Members of the Squad Were Right to Vote Against the Bipartisan Infrastructure Bill
Last week, six left-wing House Democrats refused to bow to party leaders to support the bipartisan infrastructure bill. More of their colleagues should have taken the same stand.
On paper at least, there’s been a months-long consensus shared among both progressive Democrats and senior figures in the party leadership that the two big pieces of legislation currently facing Congress — the Build Back Better (BBB) reconciliation package and the Bipartisan Infrastructure Framework (BIF) — should be passed in tandem. On this point, the likes of Nancy Pelosi (“There ain’t gonna be no bipartisan bill unless we’re going to have a reconciliation bill”) and Joe Biden himself (“If only one comes to me, this is the only one that comes to me, I’m not signing it. It’s in tandem”) had been unequivocal, as had Congressional Progressive Caucus chair Pramila Jayapal.
Though somewhat convoluted at the level of detail, what happened on Friday represented a marked and undeniable shift away from this position. While less surprising from the likes of Biden and Pelosi, who in the wake of last week’s elections are quite desperate for anything they can call a political win, Jayapal’s maneuver is altogether more puzzling. In brief: Friday saw the passage of BIF through the House by a margin of 228 to 206, with only six Democrats (Jamaal Bowman, Ilhan Omar, Rashida Tlaib, Ayanna Pressley, Cori Bush, and Alexandria Ocasio-Cortez) refusing to cave to leadership pressure and voting against the bill.

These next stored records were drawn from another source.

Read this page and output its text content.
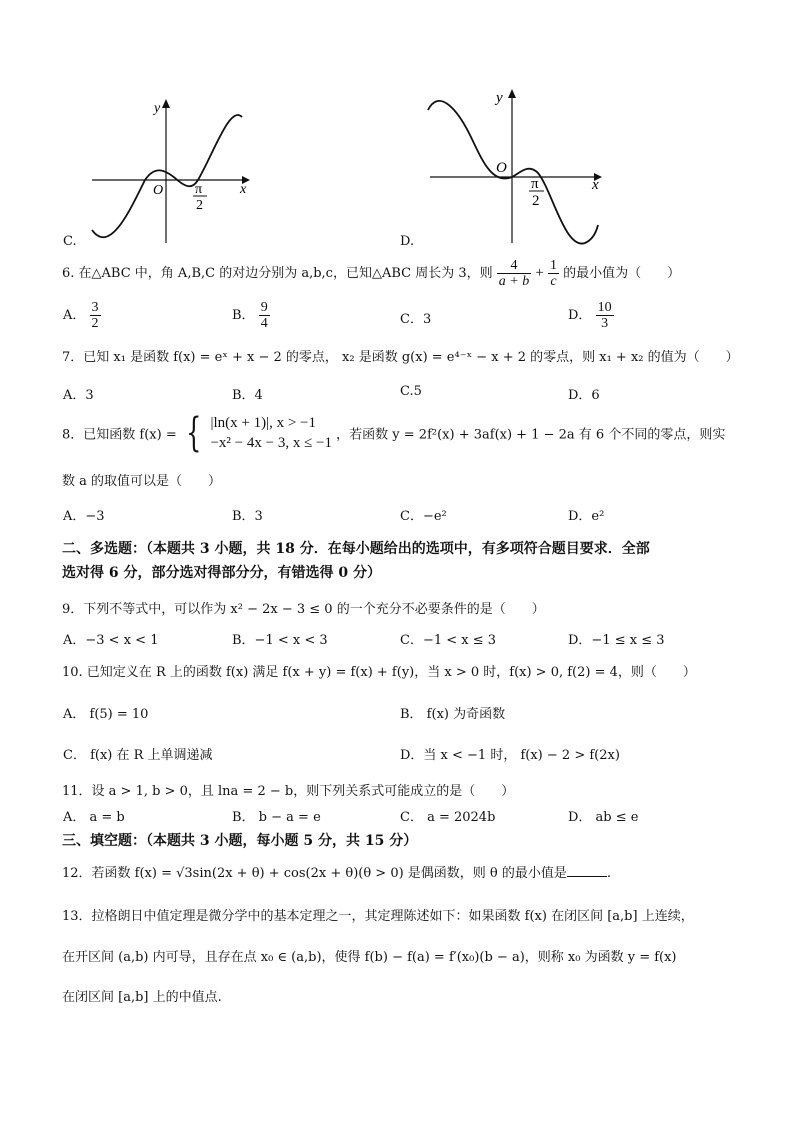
y
x
O π
2
C.
y
x
O
π
2
D.
6. 在△ABC 中，角 A,B,C 的对边分别为 a,b,c，已知△ABC 周长为 3，则 $\frac{4}{a + b} + \frac{1}{c}$ 的最小值为（　　）
A． $\frac{3}{2}$	B． $\frac{9}{4}$	C．3	D． $\frac{10}{3}$
7．已知 x₁ 是函数 f(x) = eˣ + x − 2 的零点， x₂ 是函数 g(x) = e⁴⁻ˣ − x + 2 的零点，则 x₁ + x₂ 的值为（　　）
A．3	B．4	C.5	D．6
8．已知函数 f(x) = { |ln(x + 1)|, x > −1
−x² − 4x − 3, x ≤ −1 ，若函数 y = 2f²(x) + 3af(x) + 1 − 2a 有 6 个不同的零点，则实
数 a 的取值可以是（　　）
A．−3	B．3	C．−e²	D．e²
二、多选题：（本题共 3 小题，共 18 分．在每小题给出的选项中，有多项符合题目要求．全部
选对得 6 分，部分选对得部分分，有错选得 0 分）
9．下列不等式中，可以作为 x² − 2x − 3 ≤ 0 的一个充分不必要条件的是（　　）
A．−3 < x < 1	B．−1 < x < 3	C．−1 < x ≤ 3	D．−1 ≤ x ≤ 3
10. 已知定义在 R 上的函数 f(x) 满足 f(x + y) = f(x) + f(y)，当 x > 0 时，f(x) > 0, f(2) = 4，则（　　）
A． f(5) = 10	B． f(x) 为奇函数
C． f(x) 在 R 上单调递减	D．当 x < −1 时， f(x) − 2 > f(2x)
11．设 a > 1, b > 0，且 lna = 2 − b，则下列关系式可能成立的是（　　）
A． a = b	B． b − a = e	C． a = 2024b	D． ab ≤ e
三、填空题：（本题共 3 小题，每小题 5 分，共 15 分）
12．若函数 f(x) = √3sin(2x + θ) + cos(2x + θ)(θ > 0) 是偶函数，则 θ 的最小值是	.
13．拉格朗日中值定理是微分学中的基本定理之一，其定理陈述如下：如果函数 f(x) 在闭区间 [a,b] 上连续，
在开区间 (a,b) 内可导，且存在点 x₀ ∈ (a,b)，使得 f(b) − f(a) = f′(x₀)(b − a)，则称 x₀ 为函数 y = f(x)
在闭区间 [a,b] 上的中值点.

Officially, progressives have a commitment from centrists to vote for BBB pending the provision of a financial analysis from the Congressional Budget Office (CBO) sometime later this month. The risk, of course, is that the CBO’s analysis will be used as a pretext by Democratic centrists to withdraw what is currently their nominal support for the bill — a possibility that is distinctly difficult to ignore amid its endless watering down.
With BIF now safely through the House, progressives no longer have their only real bargaining chip and could emerge from the process empty-handed as a result — a fact emphasized by Representative Omar as she explained her No vote: “Passing the infrastructure bill without passing the Build Back Better Act first risks leaving behind childcare, paid leave, health care, climate action, housing, education, and a roadmap to citizenship.” (The American Prospect’s David Dayen, for what it’s worth, offers a charitable reading of Jayapal’s calculus here.)
One way or the other, we’ll probably know the fate of the BBB Act soon enough. But there was always something else at stake in these negotiations and, whatever ultimately comes of Jayapal’s decision to abandon her own red line, it has likely weakened the credibility of Congressional progressives in the future. In effect, a leadership that reflexively defers to centrist and Blue Dog lawmakers has been sent the message that progressives will fold with sufficient pressure. By voting against the BIF, meanwhile, members of the Squad displayed the kind of basic political consistency that might have forced the leadership to alter its strategy if other progressive members had cleaved to it as well.